At the time of ratification, there was the belief that women would vote in large numbers, they would vote as a bloc and would push for reforms that would hurt big business and government. “The great irony is that when women got the vote, none of that happened,” Pollak notes. “Many didn’t vote. And those that voted tended to vote the way they were guided by their husbands or brothers or fathers. And they certainly never voted as a bloc around certain issues. Had women actually remained organized and voted around women’s issues, who knows? It probably wouldn’t have taken so long for women’s rights [as a movement] to really get going again,” the filmmaker surmises.
“If the documentary works the way it should,” Pollak continues, “it will really make women appreciate the fact that they have this power and go out and use it.”

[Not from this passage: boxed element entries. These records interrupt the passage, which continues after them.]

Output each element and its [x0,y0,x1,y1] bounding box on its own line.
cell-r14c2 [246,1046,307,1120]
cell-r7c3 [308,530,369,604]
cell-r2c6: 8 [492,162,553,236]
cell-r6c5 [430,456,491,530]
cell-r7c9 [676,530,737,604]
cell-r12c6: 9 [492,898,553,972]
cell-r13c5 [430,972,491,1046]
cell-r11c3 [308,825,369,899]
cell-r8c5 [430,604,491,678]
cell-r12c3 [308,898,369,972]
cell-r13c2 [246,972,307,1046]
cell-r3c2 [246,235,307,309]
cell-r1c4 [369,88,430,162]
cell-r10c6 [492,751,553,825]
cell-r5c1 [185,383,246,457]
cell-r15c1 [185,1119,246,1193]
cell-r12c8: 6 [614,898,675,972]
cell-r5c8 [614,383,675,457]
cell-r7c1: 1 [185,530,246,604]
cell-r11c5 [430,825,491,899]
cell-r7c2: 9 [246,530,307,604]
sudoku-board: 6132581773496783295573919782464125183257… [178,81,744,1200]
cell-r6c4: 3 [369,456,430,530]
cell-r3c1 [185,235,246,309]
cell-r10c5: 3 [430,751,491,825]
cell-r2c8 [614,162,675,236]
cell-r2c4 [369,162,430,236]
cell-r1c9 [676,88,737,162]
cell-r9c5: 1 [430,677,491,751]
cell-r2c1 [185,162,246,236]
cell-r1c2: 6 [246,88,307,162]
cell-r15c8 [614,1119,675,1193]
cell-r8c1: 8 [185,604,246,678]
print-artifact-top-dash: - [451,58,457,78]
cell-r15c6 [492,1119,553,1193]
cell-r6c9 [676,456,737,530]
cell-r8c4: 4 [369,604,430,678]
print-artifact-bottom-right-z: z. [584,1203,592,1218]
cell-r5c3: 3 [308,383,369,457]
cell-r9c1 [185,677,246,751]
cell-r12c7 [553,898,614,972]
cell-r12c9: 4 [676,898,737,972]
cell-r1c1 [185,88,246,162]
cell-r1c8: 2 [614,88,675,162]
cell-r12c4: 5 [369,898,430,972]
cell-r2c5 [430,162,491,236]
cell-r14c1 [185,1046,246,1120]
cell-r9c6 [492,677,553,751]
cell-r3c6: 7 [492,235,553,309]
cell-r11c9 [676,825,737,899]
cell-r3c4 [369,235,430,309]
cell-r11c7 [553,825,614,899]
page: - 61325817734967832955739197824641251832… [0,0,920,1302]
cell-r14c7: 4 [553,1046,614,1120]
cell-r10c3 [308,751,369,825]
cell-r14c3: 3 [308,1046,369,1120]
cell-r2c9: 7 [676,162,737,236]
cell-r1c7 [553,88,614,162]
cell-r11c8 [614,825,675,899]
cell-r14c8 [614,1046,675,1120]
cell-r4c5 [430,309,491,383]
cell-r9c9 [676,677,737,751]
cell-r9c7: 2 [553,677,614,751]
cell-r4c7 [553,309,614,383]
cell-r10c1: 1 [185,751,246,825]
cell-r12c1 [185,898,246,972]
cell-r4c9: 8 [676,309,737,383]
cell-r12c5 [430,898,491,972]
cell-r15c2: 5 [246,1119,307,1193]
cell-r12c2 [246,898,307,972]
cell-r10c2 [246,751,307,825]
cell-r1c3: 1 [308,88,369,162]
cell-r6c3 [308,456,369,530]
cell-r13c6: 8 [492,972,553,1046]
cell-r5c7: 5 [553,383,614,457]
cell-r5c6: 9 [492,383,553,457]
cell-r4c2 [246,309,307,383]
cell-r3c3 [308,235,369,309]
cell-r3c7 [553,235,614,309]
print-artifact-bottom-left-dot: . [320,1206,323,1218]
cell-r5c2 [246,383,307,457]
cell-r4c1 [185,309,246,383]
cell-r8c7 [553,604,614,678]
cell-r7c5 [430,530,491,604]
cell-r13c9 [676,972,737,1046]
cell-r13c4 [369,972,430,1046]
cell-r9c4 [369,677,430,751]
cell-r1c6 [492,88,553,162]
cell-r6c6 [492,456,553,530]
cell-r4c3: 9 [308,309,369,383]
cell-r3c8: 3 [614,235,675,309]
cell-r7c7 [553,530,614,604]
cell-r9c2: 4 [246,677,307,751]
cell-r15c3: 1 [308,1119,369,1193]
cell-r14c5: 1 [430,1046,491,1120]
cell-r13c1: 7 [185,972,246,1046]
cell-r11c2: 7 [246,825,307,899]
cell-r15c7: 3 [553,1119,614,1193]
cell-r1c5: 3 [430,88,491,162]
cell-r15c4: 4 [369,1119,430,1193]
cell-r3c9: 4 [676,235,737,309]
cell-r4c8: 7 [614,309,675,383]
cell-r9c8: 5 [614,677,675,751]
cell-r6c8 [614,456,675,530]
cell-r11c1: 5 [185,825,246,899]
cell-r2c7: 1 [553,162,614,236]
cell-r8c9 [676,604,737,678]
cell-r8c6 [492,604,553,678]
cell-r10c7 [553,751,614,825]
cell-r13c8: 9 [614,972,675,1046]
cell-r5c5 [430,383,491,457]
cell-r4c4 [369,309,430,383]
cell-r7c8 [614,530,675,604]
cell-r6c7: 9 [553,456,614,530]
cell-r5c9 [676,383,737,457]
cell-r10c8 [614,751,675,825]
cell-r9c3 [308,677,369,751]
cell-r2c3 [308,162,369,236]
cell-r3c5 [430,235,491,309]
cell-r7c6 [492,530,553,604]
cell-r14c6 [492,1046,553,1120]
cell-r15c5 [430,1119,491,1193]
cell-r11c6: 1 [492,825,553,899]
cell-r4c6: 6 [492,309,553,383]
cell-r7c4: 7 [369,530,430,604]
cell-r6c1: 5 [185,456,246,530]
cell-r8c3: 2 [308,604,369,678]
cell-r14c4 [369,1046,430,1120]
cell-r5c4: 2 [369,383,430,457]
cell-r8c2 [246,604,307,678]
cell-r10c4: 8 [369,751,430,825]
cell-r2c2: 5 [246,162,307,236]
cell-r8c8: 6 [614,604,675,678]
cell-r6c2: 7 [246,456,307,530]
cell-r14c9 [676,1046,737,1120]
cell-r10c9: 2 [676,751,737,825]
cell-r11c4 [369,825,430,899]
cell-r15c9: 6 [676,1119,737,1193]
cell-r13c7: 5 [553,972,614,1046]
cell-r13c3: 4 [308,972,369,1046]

Pollak has plans for another documentary on the struggle for women’s equality during the years from 1920-75. “Together the two programs would, in a modest way, give you historical insight into the drama and the excitement of the ongoing fight for equality. It’s an untold story,” she says. Many don’t know, Pollak says by way of example, that the militant National Women’s Party, which led the White House picketing, went on to write the Equal Rights Amendment in 1923 and fought for it over many decades before the amendment became a popular issue.
“What we’ve seen through the whole history then is the battering, battering, battering on the establishment to expand the meaning of democracy,” she says. “First, it was white men who didn’t have any property who got the vote. Then it was—at least in theory—all men, including African-American men.” And then, the women.
“My vision was to bring this remarkable untold 70-year struggle into the consciousness of the American public in a very dramatic way,” says Pollak. “To pull it out of the archives and give it the place that it deserves.”
One Woman, One Vote will be shown at the National Archives Aug. 26 at noon, on a triple bill that also includes Willaim Greaves’ Ida B. Wells: A Passion for Justice and Pat Ferrero’s Hearts and Hands. It will be rebroadcast on PBS Dec. 18.